Pourquoi ça te concerne ? Parce que cette contribution pèse dans les arbitrages côté employeur. Pour une indemnité de 30 000 €, l'entreprise débourse 12 000 € de contribution en plus du montant versé. Certaines entreprises en tiennent compte en proposant des montants inférieurs, ou en privilégiant d'autres modes de rupture (transaction, licenciement pour motif personnel).

Concrètement, en négociation de rupture, il peut être stratégique de garder cette contribution en tête pour comprendre les marges de manœuvre de ton employeur, et pour proposer un montage mixte (indemnité plus faible + avantages annexes comme outplacement, portabilité CPF étendue, maintien mutuelle) qui optimise le coût total pour l'entreprise tout en préservant ton net.

Déclarer l'indemnité sur ta feuille d'impôts

L'indemnité est versée par l'employeur dans le dernier bulletin de salaire, accompagnée d'un récapitulatif fiscal.
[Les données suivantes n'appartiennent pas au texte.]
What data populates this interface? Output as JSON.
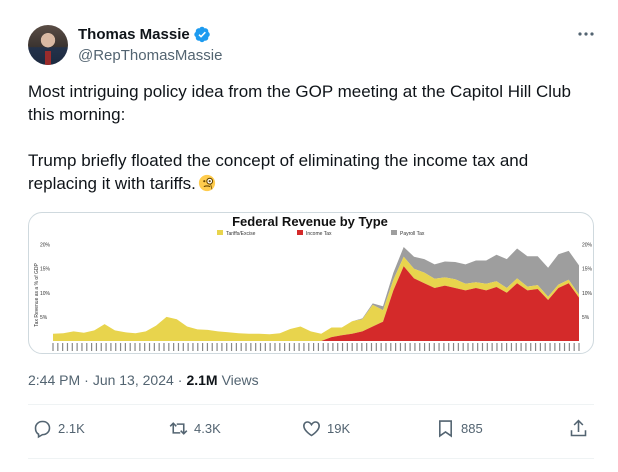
{
  "author": {
    "display_name": "Thomas Massie",
    "handle": "@RepThomasMassie",
    "verified": true,
    "verified_color": "#1d9bf0"
  },
  "tweet": {
    "paragraph1": "Most intriguing policy idea from the GOP meeting at the Capitol Hill Club this morning:",
    "paragraph2": "Trump briefly floated the concept of eliminating the income tax and replacing it with tariffs.",
    "emoji": "face-with-monocle"
  },
  "media": {
    "chart_data": {
      "type": "area",
      "title": "Federal Revenue by Type",
      "ylabel": "Tax Revenue as a % of GDP",
      "ylim": [
        0,
        22
      ],
      "yticks": [
        "20%",
        "15%",
        "10%",
        "5%"
      ],
      "legend_placement": "top-center",
      "series": [
        {
          "name": "Tariffs/Excise",
          "color": "#e8d44d",
          "values": [
            1.5,
            1.6,
            2.0,
            1.7,
            2.2,
            3.5,
            2.2,
            1.8,
            1.6,
            2.0,
            3.2,
            5.0,
            4.5,
            3.0,
            2.4,
            2.3,
            2.0,
            1.8,
            1.6,
            1.5,
            1.5,
            1.4,
            1.6,
            2.5,
            3.0,
            2.0,
            1.5,
            2.0,
            1.6,
            2.6,
            2.5,
            4.5,
            2.4,
            2.2,
            2.0,
            2.0,
            2.2,
            1.9,
            1.7,
            1.8,
            1.4,
            1.2,
            1.4,
            1.2,
            1.0,
            1.0,
            0.8,
            0.8,
            0.7,
            0.7,
            0.7,
            0.6
          ]
        },
        {
          "name": "Income Tax",
          "color": "#d42a2a",
          "values": [
            0,
            0,
            0,
            0,
            0,
            0,
            0,
            0,
            0,
            0,
            0,
            0,
            0,
            0,
            0,
            0,
            0,
            0,
            0,
            0,
            0,
            0,
            0,
            0,
            0,
            0,
            0,
            0.8,
            1.2,
            1.5,
            2.0,
            3.0,
            4.0,
            10.5,
            15.5,
            13.0,
            12.0,
            11.0,
            11.5,
            11.0,
            10.5,
            11.0,
            10.5,
            11.2,
            10.0,
            12.0,
            10.5,
            10.8,
            8.5,
            11.0,
            12.0,
            9.0
          ]
        },
        {
          "name": "Payroll Tax",
          "color": "#9e9e9e",
          "values": [
            0,
            0,
            0,
            0,
            0,
            0,
            0,
            0,
            0,
            0,
            0,
            0,
            0,
            0,
            0,
            0,
            0,
            0,
            0,
            0,
            0,
            0,
            0,
            0,
            0,
            0,
            0,
            0,
            0,
            0,
            0.2,
            0.3,
            0.8,
            1.5,
            2.0,
            2.5,
            2.8,
            3.0,
            3.3,
            3.6,
            4.0,
            4.5,
            4.8,
            5.5,
            6.0,
            6.2,
            6.3,
            6.0,
            6.0,
            6.3,
            6.0,
            6.1
          ]
        }
      ]
    }
  },
  "meta": {
    "time": "2:44 PM",
    "separator": "·",
    "date": "Jun 13, 2024",
    "separator2": "·",
    "views_count": "2.1M",
    "views_label": "Views"
  },
  "actions": {
    "replies": "2.1K",
    "reposts": "4.3K",
    "likes": "19K",
    "bookmarks": "885"
  },
  "colors": {
    "text_primary": "#0f1419",
    "text_secondary": "#536471",
    "border": "#cfd9de"
  }
}
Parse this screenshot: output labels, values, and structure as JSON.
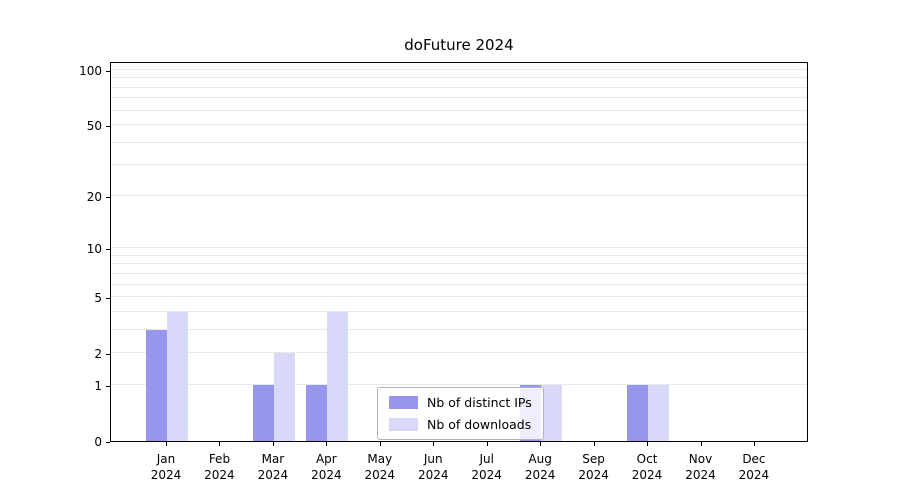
{
  "chart_data": {
    "type": "bar",
    "title": "doFuture 2024",
    "categories": [
      "Jan",
      "Feb",
      "Mar",
      "Apr",
      "May",
      "Jun",
      "Jul",
      "Aug",
      "Sep",
      "Oct",
      "Nov",
      "Dec"
    ],
    "year_label": "2024",
    "series": [
      {
        "name": "Nb of distinct IPs",
        "color": "#9696ec",
        "values": [
          3,
          0,
          1,
          1,
          0,
          0,
          0,
          1,
          0,
          1,
          0,
          0
        ]
      },
      {
        "name": "Nb of downloads",
        "color": "#d8d8f8",
        "values": [
          4,
          0,
          2,
          4,
          0,
          0,
          0,
          1,
          0,
          1,
          0,
          0
        ]
      }
    ],
    "yticks": [
      0,
      1,
      2,
      5,
      10,
      20,
      50,
      100
    ],
    "gridlines": [
      1,
      2,
      3,
      4,
      5,
      6,
      7,
      8,
      9,
      10,
      20,
      30,
      40,
      50,
      60,
      70,
      80,
      90,
      100
    ],
    "scale": "log1p",
    "axis_max": 112,
    "ylim": [
      0,
      112
    ],
    "grid": "horizontal",
    "legend_position": "bottom-center"
  }
}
La part exonérée n'apparaît pas dans tes revenus imposables préremplis. La part imposable, si elle existe, est reprise automatiquement sur ta déclaration de revenus 2026 en case 1AJ (traitements et salaires).

Vérifie systématiquement le détail avant de valider : l'employeur peut se tromper sur le plafond retenu, surtout quand les trois calculs donnent des résultats proches. En cas d'erreur dans ton sens (montant exonéré sous-évalué), corrige la case 1AJ et garde les pièces justificatives : bulletins de salaire de l'année précédente (pour prouver la rémunération brute annuelle), convention de rupture homologuée, relevé de carrière si tu veux prouver que tu n'étais pas en âge de partir à la retraite.

Pour un calcul précis du net effectif après impôt sur ton salaire final, utilise le simulateur de revenu imposable. Une rupture conventionnelle bien structurée fiscalement peut représenter plusieurs milliers d'euros de différence par rapport à un licenciement ordinaire ou à une démission sèche.